Policy integration has been a cornerstone of GRASP’s approach to create an enabling environment for SMEs’ registration, access to services, growth, and profitability, particularly those in rural settings and led /owned by women.
A shining example is the Sindh Women Agricultural Workers Act 2019-2020, where GRASP facilitated its implementation by organizing public-private dialogues and seminars, bringing together experts and line departments to gain insights into the act’s potential and address challenges that could hinder its effective execution.
Substantial investments have been made in training government officials on gender-related issues, particularly those tied to supporting women entrepreneurs and workers within agricultural value chains. Further, GRASP extends its support to Agribusiness Support Providers (ABSPs) and women working in ABSPs and Business Support Organizations (BSOs), empowering them to enhance their service delivery to rural women SMEs. This approach ensures that the specific needs and perspectives of women SMEs are acknowledged and adequately addressed.
One of the most visible achievements of the project has been its success in creating opportunities for rural women SMEs’ participation, exposure and linkages development. These initiatives are helpful in increasing women’s economic participation within historically rigid livestock and agricultural valuechains and markets.Dedicated steps have been taken to address this issue by implementing innovative financing mechanisms and products by forging collaborations with financial institutions for extended outreach and services especially facilitating women SMEs.

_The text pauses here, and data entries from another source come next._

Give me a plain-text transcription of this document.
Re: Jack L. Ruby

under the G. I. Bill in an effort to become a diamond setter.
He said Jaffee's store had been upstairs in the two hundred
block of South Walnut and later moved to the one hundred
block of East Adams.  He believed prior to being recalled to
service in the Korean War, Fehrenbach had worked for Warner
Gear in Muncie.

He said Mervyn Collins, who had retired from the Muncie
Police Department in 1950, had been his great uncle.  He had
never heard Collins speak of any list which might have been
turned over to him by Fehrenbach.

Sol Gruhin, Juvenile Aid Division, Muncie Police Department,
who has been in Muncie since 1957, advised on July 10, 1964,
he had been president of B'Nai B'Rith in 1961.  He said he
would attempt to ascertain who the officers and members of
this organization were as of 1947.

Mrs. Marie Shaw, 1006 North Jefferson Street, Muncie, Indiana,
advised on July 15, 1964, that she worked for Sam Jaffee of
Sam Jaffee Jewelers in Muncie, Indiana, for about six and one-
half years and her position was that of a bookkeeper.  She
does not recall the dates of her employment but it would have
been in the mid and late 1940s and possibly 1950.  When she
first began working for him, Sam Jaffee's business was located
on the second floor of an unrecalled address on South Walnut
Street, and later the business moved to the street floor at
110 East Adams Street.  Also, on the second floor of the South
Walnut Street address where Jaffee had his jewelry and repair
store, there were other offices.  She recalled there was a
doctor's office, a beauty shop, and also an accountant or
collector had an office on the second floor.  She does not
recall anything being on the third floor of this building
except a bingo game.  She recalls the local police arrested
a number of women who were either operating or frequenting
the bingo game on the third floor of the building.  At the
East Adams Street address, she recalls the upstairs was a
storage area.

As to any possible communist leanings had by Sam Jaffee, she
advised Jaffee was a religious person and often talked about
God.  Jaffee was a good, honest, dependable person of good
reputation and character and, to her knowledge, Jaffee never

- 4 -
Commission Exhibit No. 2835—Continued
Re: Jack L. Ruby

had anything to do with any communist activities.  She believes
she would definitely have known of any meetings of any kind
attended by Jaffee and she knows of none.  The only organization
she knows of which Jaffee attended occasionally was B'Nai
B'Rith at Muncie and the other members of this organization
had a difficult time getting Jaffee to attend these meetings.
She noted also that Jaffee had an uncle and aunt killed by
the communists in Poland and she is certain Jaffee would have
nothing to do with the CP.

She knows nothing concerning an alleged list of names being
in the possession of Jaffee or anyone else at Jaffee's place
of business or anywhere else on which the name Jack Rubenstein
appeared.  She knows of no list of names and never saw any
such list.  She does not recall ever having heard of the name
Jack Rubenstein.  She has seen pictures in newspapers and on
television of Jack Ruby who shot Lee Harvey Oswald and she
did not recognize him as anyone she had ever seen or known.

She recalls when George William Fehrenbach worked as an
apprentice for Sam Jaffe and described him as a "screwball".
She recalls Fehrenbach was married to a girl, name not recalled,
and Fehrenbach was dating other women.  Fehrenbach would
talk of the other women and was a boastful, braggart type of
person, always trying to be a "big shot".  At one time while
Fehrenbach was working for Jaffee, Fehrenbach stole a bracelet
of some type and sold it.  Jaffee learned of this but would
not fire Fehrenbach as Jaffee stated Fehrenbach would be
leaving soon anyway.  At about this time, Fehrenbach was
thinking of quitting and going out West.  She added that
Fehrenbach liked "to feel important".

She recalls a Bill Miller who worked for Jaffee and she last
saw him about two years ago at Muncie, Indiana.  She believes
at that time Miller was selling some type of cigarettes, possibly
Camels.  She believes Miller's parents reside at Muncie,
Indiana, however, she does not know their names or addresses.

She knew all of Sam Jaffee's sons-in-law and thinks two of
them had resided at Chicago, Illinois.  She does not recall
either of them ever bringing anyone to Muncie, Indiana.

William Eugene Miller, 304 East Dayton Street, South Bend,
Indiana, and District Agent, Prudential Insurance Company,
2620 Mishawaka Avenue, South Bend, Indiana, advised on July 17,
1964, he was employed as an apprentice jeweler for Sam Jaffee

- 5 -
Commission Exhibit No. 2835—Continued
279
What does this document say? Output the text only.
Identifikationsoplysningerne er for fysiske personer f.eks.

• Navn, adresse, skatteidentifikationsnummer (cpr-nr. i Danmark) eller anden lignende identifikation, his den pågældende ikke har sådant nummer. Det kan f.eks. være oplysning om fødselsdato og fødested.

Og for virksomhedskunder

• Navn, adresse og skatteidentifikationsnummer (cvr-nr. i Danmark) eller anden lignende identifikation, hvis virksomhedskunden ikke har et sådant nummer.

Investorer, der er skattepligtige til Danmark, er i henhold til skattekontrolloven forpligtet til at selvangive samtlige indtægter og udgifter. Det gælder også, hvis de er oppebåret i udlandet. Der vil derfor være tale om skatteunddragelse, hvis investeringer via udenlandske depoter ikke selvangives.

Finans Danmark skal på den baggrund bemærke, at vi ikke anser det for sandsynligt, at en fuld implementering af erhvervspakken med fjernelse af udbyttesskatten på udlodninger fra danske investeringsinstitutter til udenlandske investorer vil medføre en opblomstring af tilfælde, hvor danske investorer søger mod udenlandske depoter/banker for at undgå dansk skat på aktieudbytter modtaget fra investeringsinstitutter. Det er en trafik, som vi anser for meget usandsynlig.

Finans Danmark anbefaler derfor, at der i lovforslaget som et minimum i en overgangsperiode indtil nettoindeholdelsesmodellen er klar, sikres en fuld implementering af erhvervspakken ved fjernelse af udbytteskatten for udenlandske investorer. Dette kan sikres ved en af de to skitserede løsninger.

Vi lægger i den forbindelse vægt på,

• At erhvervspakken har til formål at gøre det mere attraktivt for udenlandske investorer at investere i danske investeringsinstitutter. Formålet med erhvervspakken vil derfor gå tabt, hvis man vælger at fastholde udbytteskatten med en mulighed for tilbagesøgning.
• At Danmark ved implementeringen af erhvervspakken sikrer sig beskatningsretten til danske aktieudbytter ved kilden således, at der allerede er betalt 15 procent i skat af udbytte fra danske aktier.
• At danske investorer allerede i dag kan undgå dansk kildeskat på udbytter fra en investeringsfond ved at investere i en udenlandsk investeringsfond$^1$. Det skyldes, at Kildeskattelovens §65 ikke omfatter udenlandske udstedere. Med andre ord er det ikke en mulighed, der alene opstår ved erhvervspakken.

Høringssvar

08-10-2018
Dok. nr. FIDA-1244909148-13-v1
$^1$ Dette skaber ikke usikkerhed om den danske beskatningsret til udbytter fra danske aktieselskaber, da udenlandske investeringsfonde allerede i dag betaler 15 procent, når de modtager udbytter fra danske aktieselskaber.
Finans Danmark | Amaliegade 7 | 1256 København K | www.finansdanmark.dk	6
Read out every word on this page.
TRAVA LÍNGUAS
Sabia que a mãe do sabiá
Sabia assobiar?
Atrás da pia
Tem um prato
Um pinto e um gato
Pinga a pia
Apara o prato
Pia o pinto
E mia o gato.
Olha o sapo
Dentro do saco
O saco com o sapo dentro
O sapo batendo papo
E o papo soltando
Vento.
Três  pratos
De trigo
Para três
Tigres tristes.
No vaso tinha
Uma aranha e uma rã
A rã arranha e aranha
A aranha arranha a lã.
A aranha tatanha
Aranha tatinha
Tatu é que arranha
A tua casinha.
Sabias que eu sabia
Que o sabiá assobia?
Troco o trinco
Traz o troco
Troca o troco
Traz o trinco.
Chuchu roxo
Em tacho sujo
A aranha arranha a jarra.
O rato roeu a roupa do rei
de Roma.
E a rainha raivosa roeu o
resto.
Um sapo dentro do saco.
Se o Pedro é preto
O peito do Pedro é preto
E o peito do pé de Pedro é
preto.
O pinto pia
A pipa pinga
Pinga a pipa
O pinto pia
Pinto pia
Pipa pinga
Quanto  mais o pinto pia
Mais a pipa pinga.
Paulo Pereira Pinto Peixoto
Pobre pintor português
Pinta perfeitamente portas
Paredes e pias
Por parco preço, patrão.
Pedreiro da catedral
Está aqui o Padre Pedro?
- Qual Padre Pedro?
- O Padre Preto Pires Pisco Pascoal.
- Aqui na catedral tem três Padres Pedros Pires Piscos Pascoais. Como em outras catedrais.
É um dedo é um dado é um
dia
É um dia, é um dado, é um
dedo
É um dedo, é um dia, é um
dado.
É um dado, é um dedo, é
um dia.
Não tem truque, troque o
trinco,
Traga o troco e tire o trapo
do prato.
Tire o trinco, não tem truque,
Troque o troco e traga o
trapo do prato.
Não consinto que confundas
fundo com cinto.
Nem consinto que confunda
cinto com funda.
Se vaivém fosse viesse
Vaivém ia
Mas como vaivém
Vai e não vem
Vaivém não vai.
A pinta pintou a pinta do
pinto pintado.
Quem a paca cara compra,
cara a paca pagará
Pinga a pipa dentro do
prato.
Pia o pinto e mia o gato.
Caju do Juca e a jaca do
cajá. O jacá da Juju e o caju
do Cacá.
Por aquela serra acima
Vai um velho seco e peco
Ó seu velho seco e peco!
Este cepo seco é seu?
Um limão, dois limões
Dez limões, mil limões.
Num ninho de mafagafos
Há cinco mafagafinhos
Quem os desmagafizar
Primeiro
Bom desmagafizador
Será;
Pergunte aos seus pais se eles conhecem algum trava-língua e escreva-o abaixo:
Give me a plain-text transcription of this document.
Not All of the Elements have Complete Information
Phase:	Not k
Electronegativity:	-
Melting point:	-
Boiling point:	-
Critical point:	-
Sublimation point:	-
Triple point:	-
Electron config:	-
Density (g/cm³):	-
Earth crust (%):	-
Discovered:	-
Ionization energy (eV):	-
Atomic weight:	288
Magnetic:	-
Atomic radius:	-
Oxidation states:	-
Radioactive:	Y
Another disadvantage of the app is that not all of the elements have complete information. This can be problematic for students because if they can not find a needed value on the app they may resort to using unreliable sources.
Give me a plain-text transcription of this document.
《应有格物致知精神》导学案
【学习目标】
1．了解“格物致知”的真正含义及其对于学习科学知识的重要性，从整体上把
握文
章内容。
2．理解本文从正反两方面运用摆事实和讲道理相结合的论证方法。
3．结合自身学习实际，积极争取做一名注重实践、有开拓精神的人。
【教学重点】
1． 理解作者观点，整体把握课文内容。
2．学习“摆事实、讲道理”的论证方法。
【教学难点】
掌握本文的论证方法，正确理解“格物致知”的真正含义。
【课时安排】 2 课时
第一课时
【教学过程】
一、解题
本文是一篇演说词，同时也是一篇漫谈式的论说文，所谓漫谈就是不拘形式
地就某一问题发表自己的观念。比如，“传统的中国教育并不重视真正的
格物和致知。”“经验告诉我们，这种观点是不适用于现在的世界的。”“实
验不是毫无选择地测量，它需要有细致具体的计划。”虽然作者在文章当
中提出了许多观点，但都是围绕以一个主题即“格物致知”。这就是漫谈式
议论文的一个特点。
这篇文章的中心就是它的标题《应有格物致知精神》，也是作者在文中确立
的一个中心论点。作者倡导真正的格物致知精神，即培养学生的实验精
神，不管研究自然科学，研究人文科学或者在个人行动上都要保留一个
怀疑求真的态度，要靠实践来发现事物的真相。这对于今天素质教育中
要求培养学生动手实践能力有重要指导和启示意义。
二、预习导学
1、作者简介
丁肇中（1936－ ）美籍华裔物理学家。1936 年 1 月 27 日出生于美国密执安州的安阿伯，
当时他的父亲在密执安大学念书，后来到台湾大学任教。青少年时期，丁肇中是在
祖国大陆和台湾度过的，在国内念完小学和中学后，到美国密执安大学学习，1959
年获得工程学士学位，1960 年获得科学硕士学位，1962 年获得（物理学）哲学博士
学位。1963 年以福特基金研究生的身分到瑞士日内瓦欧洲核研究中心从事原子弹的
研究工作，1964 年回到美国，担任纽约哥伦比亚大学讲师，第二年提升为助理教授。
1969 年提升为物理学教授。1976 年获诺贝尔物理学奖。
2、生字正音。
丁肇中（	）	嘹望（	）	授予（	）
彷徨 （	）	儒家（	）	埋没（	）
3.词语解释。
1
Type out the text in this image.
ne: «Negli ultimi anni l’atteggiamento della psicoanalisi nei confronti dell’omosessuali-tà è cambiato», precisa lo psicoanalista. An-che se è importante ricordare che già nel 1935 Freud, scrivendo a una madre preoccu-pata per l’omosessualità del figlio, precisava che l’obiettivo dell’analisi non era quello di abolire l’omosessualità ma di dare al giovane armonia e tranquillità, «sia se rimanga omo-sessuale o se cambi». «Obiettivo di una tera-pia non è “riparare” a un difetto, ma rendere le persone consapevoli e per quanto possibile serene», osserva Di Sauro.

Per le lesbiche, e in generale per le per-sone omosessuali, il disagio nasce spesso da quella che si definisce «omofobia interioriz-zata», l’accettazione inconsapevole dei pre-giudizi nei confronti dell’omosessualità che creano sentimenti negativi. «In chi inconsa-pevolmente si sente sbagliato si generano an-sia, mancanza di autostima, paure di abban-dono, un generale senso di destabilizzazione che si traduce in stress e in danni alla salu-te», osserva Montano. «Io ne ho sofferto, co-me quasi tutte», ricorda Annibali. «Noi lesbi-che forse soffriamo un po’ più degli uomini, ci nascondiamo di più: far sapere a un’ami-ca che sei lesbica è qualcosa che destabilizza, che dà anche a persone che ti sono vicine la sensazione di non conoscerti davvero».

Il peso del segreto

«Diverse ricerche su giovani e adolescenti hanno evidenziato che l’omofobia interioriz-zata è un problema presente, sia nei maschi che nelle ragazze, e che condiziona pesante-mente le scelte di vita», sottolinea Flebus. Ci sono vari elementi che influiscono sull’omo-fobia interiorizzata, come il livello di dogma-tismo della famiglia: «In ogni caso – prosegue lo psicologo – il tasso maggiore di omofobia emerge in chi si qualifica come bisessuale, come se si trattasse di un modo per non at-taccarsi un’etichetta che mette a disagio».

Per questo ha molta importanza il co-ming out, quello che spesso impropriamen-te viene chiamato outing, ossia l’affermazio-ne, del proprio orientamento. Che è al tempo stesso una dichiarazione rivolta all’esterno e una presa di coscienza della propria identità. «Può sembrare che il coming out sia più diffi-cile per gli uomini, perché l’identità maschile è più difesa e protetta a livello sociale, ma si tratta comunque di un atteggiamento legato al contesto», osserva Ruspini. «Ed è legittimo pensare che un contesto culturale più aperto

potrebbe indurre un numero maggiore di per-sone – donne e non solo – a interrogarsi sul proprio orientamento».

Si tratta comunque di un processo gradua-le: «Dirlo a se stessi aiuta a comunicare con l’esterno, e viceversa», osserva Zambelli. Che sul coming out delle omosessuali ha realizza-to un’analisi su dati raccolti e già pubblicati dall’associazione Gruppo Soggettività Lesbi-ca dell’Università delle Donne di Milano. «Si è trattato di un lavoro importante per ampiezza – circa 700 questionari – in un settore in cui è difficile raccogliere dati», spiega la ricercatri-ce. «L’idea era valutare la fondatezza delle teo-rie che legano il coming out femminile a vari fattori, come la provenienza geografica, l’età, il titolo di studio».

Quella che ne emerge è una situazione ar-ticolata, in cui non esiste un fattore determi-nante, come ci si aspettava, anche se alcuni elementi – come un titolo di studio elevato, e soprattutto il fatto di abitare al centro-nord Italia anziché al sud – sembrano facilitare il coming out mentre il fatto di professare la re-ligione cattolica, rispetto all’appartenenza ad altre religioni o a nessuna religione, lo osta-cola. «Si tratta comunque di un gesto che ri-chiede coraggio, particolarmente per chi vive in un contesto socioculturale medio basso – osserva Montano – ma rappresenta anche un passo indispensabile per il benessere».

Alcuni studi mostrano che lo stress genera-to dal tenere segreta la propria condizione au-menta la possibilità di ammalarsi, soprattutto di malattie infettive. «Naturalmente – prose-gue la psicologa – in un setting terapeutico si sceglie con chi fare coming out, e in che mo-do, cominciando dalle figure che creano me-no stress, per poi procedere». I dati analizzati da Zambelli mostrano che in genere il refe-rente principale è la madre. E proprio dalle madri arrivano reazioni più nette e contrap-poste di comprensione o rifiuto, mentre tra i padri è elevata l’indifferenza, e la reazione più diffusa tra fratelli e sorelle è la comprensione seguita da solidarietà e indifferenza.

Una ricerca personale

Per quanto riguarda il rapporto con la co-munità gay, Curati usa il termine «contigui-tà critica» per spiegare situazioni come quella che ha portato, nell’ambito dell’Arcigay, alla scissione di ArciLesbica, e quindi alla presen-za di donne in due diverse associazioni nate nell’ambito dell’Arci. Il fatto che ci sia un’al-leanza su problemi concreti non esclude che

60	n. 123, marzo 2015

The grant award criteria and process has been kept flexible to encourage and benefit women SMEs, where 30% (87) of 295 grants given so far have benefited women owned /led SMEs and 63% (55 of 87) grants in the most recent cycle have been exclusively set aside for women and other vulnerable groups including transgender and persons with disabilities
The project by design works to facilitate and strengthen linkages and networking between financial institutions and SMEs with dedicated awareness and information sessions benefiting 1,000s of SMEs in Sindh and Balochistan, helping mobilize PKR 85,013,178 worth of loans for SMEs (47% women owned /led business) in both provinces.
In a country where gender inequality is deeply entrenched, the project has demonstrated that progress is possible through policy integration, legislation, targeted support and grassroots empowerment. As the project continues to empower women through economic/business participation, it illuminates a path towards a more equitable and prosperous future for rural women SMEs in Pakistan.